(director/producer: John Ford; screenwriters: from the story by Peter B. Kyne/Laurence Stallings; cinematographer: Winton Hoch ; editor: Jack Murray; music: Richard Hageman; cast: John Wayne (Robert Marmaduke Sangster Hightower), Pedro Armendariz (Pedro Roca Fuerte), Harry Carey Jr. (William Kearney, “The Abilene Kid”), Ward Bond (Perley ‘Buck’ Sweet), Mae Marsh (Mrs. Perley Sweet), Jane Darwell (Miss Florie), Mildred Natwick (Mother), Guy Kibbee (Judge), Hank Worden; Runtime: 82; MPAA Rating: NR; producer: Merian C. Cooper; MGM; 1948)

Wayne as the Prodigal Son delivering the Christ child seemed a bit of a stretch.

Reviewed by Dennis Schwartz

3 Godfathers is John Ford’s Western tribute to Harry Carey Sr, who starred in Ford’s first version of this many times-filmed story (Marked Man, 1919).
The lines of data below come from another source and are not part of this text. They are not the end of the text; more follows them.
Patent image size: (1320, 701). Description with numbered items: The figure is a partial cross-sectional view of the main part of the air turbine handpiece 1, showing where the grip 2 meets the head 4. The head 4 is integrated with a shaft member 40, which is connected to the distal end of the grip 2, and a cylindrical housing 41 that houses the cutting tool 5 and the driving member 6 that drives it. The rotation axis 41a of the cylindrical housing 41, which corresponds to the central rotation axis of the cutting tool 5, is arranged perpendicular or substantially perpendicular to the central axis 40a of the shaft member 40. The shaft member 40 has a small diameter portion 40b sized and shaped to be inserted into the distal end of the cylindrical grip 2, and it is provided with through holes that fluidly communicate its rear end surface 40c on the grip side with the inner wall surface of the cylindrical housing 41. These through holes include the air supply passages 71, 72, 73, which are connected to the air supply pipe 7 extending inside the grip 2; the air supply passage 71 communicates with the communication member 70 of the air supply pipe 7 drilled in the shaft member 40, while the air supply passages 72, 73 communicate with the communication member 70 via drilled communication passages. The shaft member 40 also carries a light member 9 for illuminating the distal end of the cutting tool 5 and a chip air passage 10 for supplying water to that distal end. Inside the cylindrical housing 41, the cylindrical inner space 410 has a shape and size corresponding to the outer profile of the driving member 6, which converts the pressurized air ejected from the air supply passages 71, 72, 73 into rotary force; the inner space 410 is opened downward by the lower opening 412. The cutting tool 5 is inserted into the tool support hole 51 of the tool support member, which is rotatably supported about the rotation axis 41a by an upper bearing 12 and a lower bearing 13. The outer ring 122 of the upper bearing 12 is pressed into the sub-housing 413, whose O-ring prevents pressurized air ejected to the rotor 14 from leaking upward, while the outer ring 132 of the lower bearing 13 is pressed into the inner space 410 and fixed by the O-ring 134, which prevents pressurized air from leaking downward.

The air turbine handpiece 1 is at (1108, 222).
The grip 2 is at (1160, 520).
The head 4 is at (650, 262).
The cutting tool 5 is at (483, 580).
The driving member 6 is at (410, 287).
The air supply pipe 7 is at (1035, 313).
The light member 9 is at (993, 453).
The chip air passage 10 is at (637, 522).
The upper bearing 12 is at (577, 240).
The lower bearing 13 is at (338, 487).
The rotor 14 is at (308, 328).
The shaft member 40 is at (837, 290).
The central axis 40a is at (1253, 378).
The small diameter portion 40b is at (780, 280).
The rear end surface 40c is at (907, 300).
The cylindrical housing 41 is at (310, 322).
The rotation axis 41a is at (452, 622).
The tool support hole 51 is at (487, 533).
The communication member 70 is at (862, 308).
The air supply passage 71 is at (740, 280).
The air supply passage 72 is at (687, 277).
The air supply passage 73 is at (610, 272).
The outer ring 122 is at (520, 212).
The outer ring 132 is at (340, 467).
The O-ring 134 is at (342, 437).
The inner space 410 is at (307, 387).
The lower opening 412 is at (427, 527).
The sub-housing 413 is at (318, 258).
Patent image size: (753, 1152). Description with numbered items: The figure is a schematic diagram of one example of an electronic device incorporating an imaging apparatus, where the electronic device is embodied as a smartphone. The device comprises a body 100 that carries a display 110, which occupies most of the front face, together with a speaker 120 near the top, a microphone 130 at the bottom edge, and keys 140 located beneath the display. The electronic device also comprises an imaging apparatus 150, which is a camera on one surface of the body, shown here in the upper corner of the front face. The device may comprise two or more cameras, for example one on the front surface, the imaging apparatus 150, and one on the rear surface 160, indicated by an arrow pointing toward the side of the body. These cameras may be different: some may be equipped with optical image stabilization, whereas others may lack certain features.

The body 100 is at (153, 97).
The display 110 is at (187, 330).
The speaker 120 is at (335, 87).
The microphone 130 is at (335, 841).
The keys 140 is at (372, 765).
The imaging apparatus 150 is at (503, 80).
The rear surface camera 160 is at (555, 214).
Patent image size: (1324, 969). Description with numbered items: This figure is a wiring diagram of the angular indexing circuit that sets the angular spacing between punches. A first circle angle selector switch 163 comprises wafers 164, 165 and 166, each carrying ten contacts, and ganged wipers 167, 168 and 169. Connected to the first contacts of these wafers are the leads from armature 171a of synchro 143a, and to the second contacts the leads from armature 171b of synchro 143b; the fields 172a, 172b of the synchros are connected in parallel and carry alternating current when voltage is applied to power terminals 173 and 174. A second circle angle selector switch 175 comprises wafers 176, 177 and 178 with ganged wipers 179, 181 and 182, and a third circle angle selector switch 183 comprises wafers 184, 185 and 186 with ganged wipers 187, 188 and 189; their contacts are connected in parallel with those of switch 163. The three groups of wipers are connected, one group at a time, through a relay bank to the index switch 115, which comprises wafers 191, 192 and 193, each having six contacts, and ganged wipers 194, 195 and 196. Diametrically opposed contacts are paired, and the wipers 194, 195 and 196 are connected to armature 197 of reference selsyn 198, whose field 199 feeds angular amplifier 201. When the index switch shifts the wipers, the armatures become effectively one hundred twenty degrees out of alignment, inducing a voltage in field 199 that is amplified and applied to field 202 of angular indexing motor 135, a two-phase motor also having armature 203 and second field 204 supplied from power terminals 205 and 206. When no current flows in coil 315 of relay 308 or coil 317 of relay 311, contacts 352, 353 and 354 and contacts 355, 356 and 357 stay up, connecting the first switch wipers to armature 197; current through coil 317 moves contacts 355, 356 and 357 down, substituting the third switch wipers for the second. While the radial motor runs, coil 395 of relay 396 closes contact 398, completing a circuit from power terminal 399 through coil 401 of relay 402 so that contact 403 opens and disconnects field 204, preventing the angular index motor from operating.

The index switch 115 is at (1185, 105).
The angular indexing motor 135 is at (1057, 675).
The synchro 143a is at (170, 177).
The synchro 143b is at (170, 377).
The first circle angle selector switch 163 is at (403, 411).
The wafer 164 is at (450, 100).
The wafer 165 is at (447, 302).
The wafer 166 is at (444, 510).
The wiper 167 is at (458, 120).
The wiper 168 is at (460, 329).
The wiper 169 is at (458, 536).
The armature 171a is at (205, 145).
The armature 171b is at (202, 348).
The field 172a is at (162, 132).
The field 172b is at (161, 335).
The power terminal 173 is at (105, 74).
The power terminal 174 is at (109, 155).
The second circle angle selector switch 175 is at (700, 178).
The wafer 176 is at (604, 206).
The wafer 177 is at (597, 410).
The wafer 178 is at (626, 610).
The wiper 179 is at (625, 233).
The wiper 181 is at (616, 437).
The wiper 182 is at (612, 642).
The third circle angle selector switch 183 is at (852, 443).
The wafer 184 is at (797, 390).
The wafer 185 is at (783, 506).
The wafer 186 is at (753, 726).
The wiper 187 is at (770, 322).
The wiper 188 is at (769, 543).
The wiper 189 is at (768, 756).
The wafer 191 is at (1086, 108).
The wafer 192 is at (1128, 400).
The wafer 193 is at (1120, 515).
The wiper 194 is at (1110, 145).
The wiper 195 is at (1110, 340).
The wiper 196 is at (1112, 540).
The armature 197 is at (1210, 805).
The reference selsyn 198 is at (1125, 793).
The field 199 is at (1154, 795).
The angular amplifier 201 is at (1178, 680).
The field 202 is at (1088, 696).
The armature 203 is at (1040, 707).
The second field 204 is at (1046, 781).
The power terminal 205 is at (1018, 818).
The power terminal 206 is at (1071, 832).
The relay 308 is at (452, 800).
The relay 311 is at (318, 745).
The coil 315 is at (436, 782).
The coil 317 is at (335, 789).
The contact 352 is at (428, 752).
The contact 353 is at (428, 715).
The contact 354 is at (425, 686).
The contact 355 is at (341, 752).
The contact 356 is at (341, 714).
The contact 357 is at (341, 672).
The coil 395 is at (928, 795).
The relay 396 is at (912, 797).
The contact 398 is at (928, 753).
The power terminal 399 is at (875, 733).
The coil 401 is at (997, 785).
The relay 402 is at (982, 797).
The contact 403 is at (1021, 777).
The opening credits say “To the memory of Harry Carey, bright star of the early western sky.”

Ford relates this tale to the biblical parable of the Magi. Three Arizona bank robbers (Wayne, Carey Jr and Armendariz) on the run across the Mohave reluctantly give up their freedom to save a baby found in the desert. The child’s abandoned mother Mildred Natwick dies in her covered wagon at childbirth, but not before she makes them promise to take the child to safety and be the child’s godfathers. The trio are faced with an arduous trek during which two of them die. Sheriff Buck Sweet (Ward Bond) and the posse are in close pursuit. It is filmed in Death Valley, where it captures the haunting splendor of the isolated locale. Its most endearing scene has John Wayne arrive in New Jerusalem to lay the baby on the saloon bar on Christmas Day. Wayne responds with “Set ’em up, mister, milk for the infant and a cold beer for me.”

The religious symbols were too heavy-handed to have much affect, except to mar the film into a dull mawkish stupor. Wayne as the Prodigal Son delivering the Christ child seemed a bit of a stretch. At best, it’s one of Ford’s lesser films where the scenery is more spectacular than the over sentimental story.